Verification logic inside Layer A's audit script. Confirms what landed in documents + document_chunks matches what was crawled (URL → chunk count, status flow consistency, expected-vs-actual completion rate per ingest run).

Layer D is the what we check dimension; Layer A is the when we check it dimension. There's no separate Layer D commit beyond e43de39b — both ship together because the verification rules are most expressive in the same script that already walks the corpus.

Why four layers, not one

A monolithic "data quality" script would have three problems:

  1. Ownership ambiguity — when the dedup gate fires, is that a Layer A audit problem or a Layer B ingest problem?
  2. Latency mixing — Layer B runs synchronously per insert (must be fast); Layer A runs nightly (can be slow); Layer C runs opportunistically (per ingest); Layer D runs async after Layer A finishes. Bundling them would force one cadence to bend to another.
  3. Failure isolation — a Layer C extractor bug (e.g., the empty-table edge case in e03ff4cb) should not block ingest. Splitting C from B keeps the gate close to the failure mode.

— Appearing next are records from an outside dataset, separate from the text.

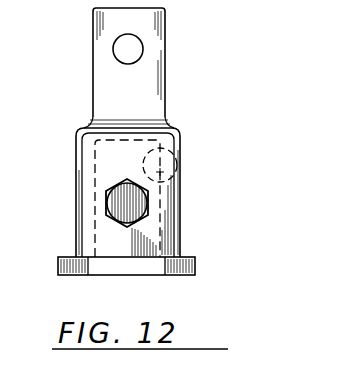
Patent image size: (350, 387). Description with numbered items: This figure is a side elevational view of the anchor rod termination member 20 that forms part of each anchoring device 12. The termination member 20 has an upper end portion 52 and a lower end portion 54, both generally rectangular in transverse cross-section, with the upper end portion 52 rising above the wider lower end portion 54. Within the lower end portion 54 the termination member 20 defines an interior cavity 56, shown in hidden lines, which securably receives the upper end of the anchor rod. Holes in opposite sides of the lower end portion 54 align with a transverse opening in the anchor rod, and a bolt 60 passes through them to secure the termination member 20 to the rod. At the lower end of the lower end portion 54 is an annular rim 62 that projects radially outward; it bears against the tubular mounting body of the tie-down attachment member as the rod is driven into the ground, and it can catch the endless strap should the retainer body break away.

The anchor rod termination member 20 is at (152, 157).
The anchoring device 12 is at (182, 88).
The upper end portion 52 is at (93, 73).
The lower end portion 54 is at (180, 198).
The interior cavity 56 is at (178, 170).
The bolt 60 is at (119, 205).
The annular rim 62 is at (88, 275).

The four-layer split mirrors how the code-side gates work: ruff runs in seconds, pyright runs in minutes, tsc runs on the frontend tree only, eslint runs after build. Same separation of cadence + concern.

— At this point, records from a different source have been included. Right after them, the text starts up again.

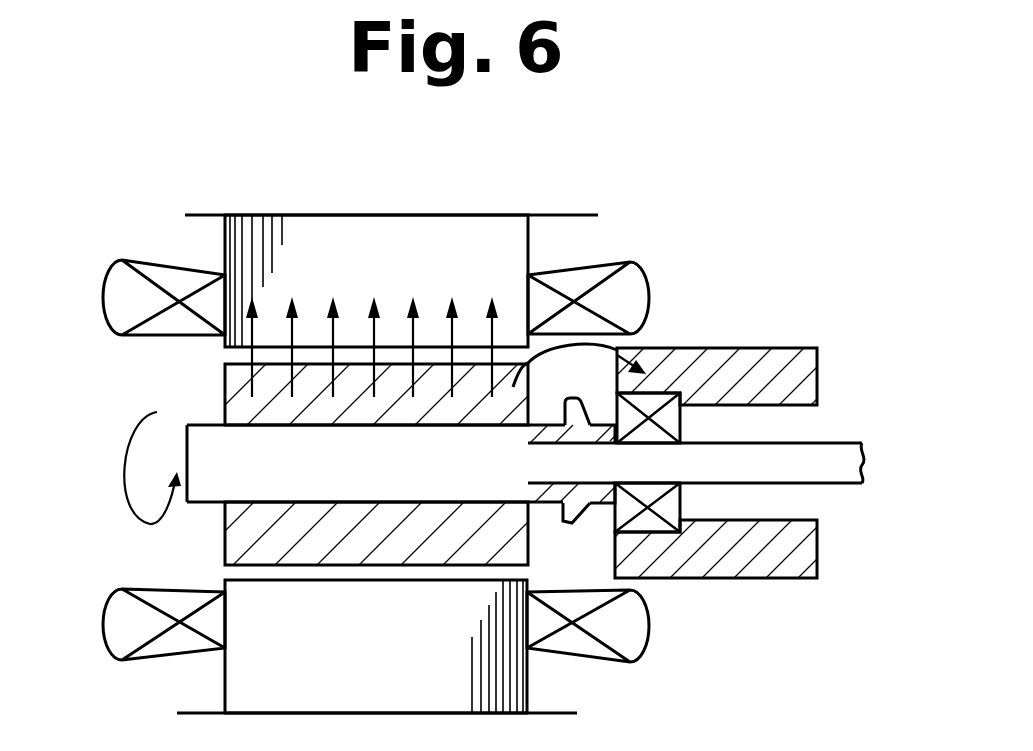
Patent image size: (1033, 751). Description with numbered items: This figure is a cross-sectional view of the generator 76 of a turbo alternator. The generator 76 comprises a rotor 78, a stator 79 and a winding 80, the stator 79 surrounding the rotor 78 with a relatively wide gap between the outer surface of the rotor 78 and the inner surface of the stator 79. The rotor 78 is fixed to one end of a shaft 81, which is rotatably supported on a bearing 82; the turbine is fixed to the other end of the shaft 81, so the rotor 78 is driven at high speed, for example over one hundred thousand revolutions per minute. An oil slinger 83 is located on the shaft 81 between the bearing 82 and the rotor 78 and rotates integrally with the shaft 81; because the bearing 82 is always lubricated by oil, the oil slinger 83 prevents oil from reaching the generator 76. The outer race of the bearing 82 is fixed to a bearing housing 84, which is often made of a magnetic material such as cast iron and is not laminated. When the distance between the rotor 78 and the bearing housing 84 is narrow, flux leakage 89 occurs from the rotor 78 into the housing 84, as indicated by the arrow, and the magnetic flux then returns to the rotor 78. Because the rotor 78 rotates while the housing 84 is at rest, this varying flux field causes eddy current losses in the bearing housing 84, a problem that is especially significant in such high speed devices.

The generator 76 is at (165, 240).
The rotor 78 is at (240, 537).
The stator 79 is at (305, 233).
The winding 80 is at (650, 265).
The shaft 81 is at (847, 450).
The bearing 82 is at (655, 520).
The oil slinger 83 is at (572, 522).
The bearing housing 84 is at (790, 560).
The flux leakage 89 is at (603, 350).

Companion fixes that surfaced during implementation

CommitWhatWhy surfaced
357725cbUse d.metadata column (DB) not d.doc_metadata (Python attribute)Backfill SQL was reading the ORM attribute name
e03ff4cbPin department-overview format → None decisionDepartment-overview pages have no schedule by design; the extractor must return None, not raise
f0a577aa + 6c3ddfb5Multi-match handling in find_document_by_source_urlLayer B's dedup needs deterministic behavior when the same canonical URL surfaces in two different ingest passes
9fa6fa16PERCENTILE_DISC for timestamp percentilePERCENTILE_CONT interpolates between two timestamps, producing fractional-microsecond values PostgreSQL can't cast back to timestamp with time zone

References

  • Commits: e43de39b (Layer A/B/C/D shape) · 7f2789c5 (Layer C extractor + Layer A refinement) · d2567b7b (migration 068 + scheduler wiring) · cfcb4e2b (Lorem ipsum sanitizer)
  • Schema: backend/alembic/versions/068_data_quality_dedup_index.py — partial unique index on (tenant_id, normalized_title) WHERE status='completed'
  • Audit script: backend/scripts/audit_data_quality.py
  • Extractor: backend/app/services/data_quality.pyextract_consultation_schedule()
  • Backfill: backend/scripts/backfill_consultation_schedule.py (one-shot, idempotent)
  • Related: ADR-0057 Tenant-Scoped Prompt Addendums + Doctor-Profile Boost — Layer C's schedule extractor is the structured-data half of ADR-0057's defense-in-depth pair.